Semantha Raquel Norris
Special to San Fernando Valley Sun/el Sol
Inside la casita – the Day Laborers Community Job Center – located at the far end of the parking lot at the Van Nuys Home Depot on Balboa Boulevard, jornaleros (day laborers) stood in a circle around an altar, sharing how the ongoing federal immigration enforcement raids have been affecting them.
“What is happening now is, they [immigration authorities] grab two or three people – who knows where they are being taken,” said one laborer. “We are losing our friends.”
Since June, masked federal immigration officers have kidnapped laborers without warrants from job sites and outside Home Depots, as part of President Donald Trump’s mass deportation policies.
The Van Nuys Home Depot has been one of the most heavily targeted locations in the San Fernando Valley, leaving laborers and activists on high alert. Although the site hasn’t been raided in recent weeks, it has been targeted at least six times since June, and even twice in one day in August.
The raids may have slowed down, but so has the work, as employers are becoming less inclined to hire undocumented laborers out of fear of retribution from federal authorities.
“Work is very slow right now,” said Baltasar, 32, a jornalero from Guatemala who has been in Los Angeles for a year.

“There are times when there is work too, but the person who hires you doesn’t pay well, or they don’t want to pay,” he added.
Baltasar said there have been three times that he’s worked for weeks at a time on a job site, only to not be paid at the end. Like him, many of the laborers don’t have another option, and some have even lost their homes due to the lack of money.
But he is grateful for the casita, which he said has helped protect workers during raids, aided them in finding work from vetted employers and supported them with resources and information about their rights.
Maegan Ortiz, the executive director of the Instituto de Educación Popular del Sur de California (IDEPSCA), a nonprofit organization that operates the center, said they’ve been focusing on supporting those who remain in federal detention centers during the pause in raids at the site.
“We’ve been able to successfully get five workers bonded out,” said Ortiz, “but those are from raids in June, and now they’re barely getting bonded out.”
Despite the difficulties workers are facing, Ortiz is encouraged by the “continued growth of solidarity” from the community.
On Nov. 1, San Fernando Valley activists organized a convivio (gathering) at the Van Nuys Home Depot, for the community to come together and share information, food, music, resources and conversations to support laborers impacted by immigration enforcement.
“The intention behind the event was to build community with [the day laborers], in addition to giving them some space to rest and breathe,” said Luna Awal, who helped organize the event in partnership with the “Boycott Home Depot” campaign – a grassroots effort to encourage customers to shop elsewhere to pressure the corporation for its complicity to the raids happening on its premises.

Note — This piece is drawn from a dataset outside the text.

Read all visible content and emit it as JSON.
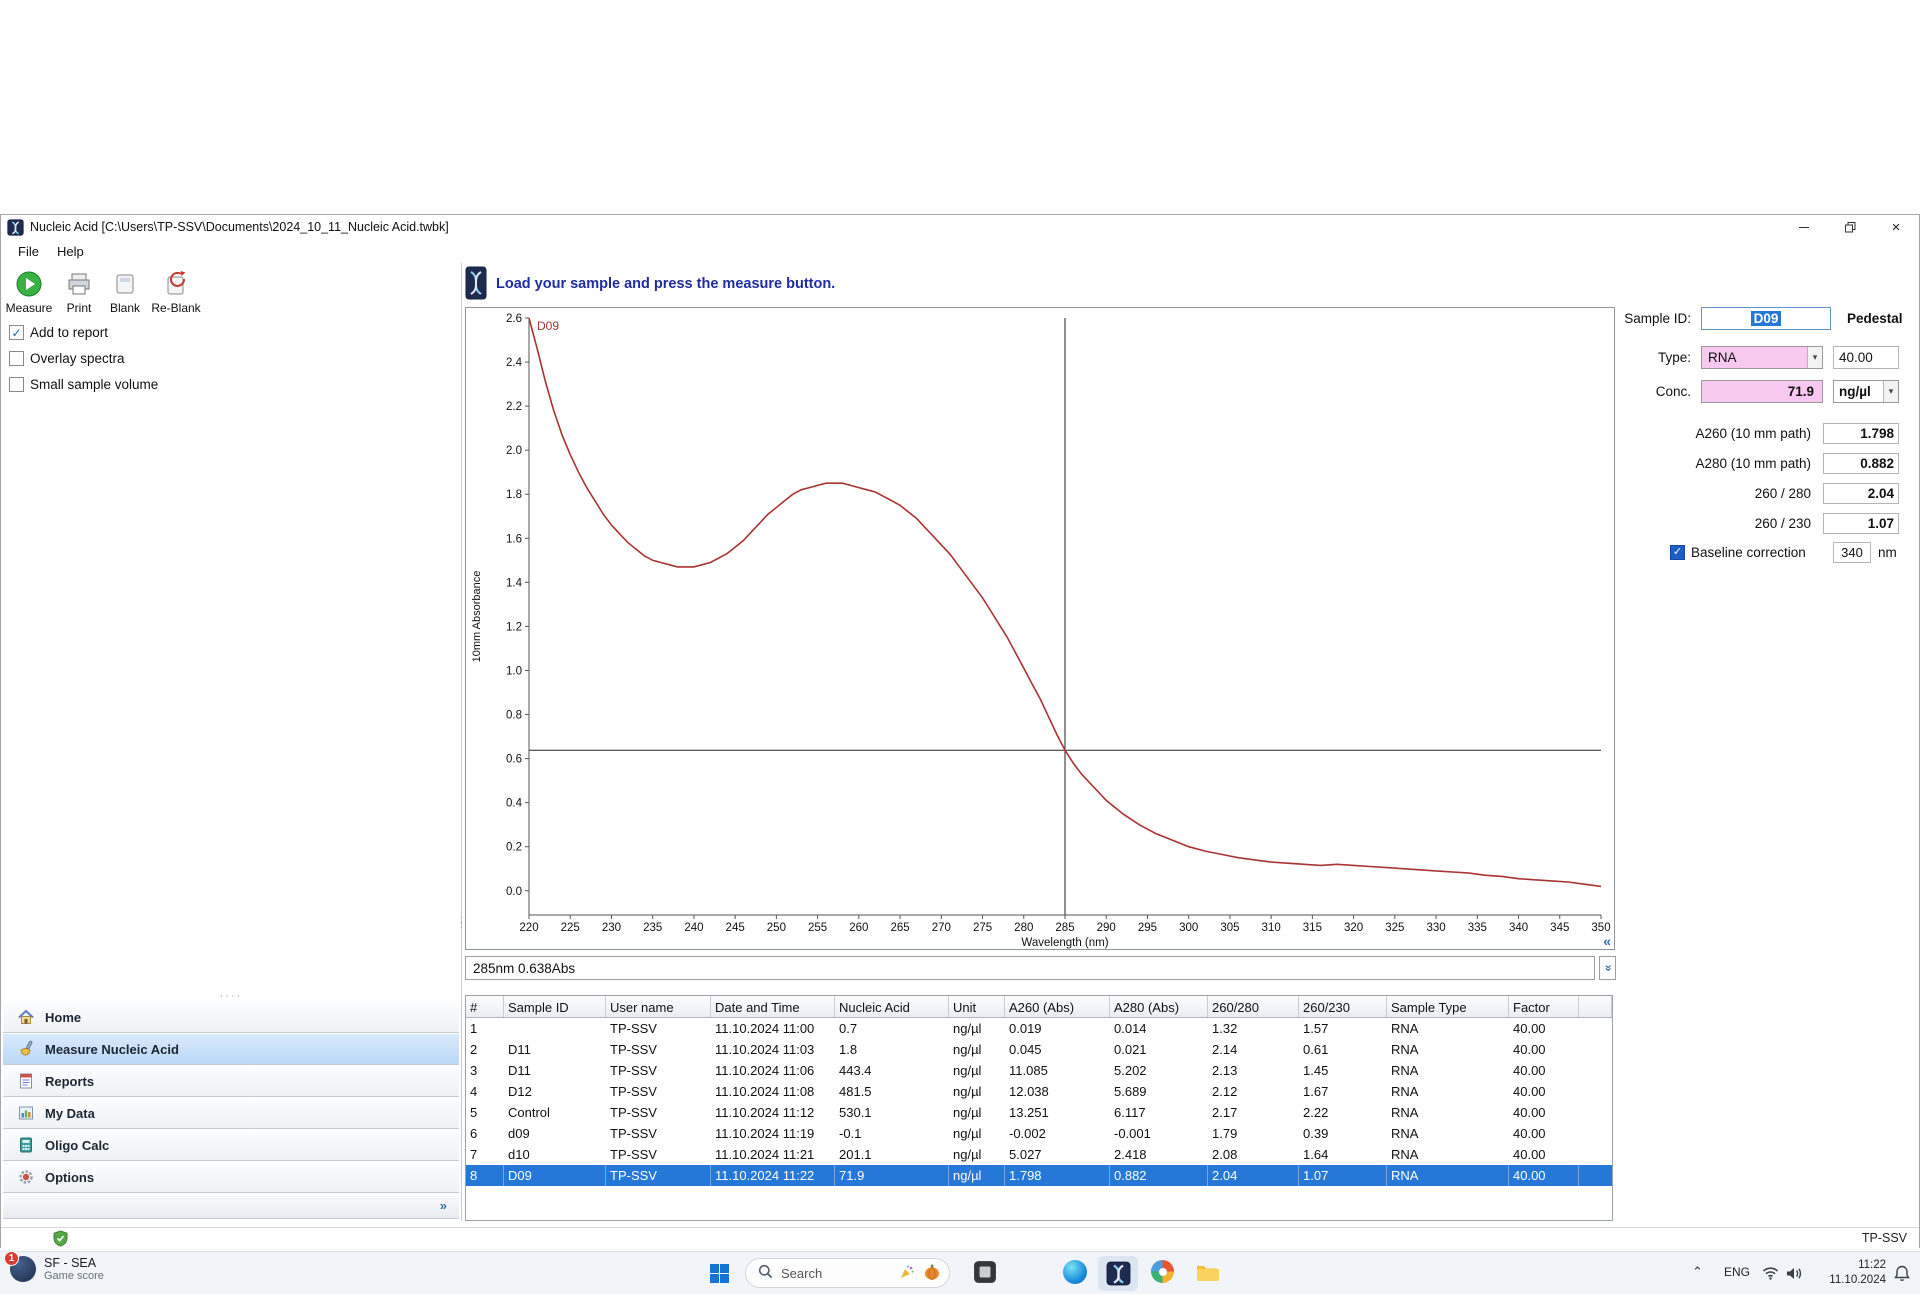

As a child of immigrants, Awal felt they had to do something to support those who are experiencing hardship from current immigration policies, even if those efforts don’t fully manifest during their lifetime.
“I want to plant seeds of trees that I may not see the shade of,” said Awal. “In order for things to fundamentally change in the long run, we have to do the work now, even if it looks small.”
As the convivio coincided with Día de Los Muertos, inside the center, an ofrenda (altar) was erected by the group Guatemaya LA Mujeres en Resistencia to honor those who have passed away or been taken by immigration authorities.
Xuana, one of the women who organized the ofrenda, said this was a time to invite the laborers to process their feelings surrounding the kidnappings and persecution that they have faced. Sharing those accounts with others in the community, she added, can help heal one’s spirit and mental health.
Her colleague, Magada Estrada, said she found hope in seeing the community come together to organize in the defense and protection of others from the terror now plaguing their community.
“They try to keep us under a system of fear and terror,” said Estrada. “What we are doing here is saying that despite this … we are here together, united, looking for ways to help each other, … [and] ensure that fear does not make us weaker than it.
“May borders not divide us, may terror not appease us,” she added.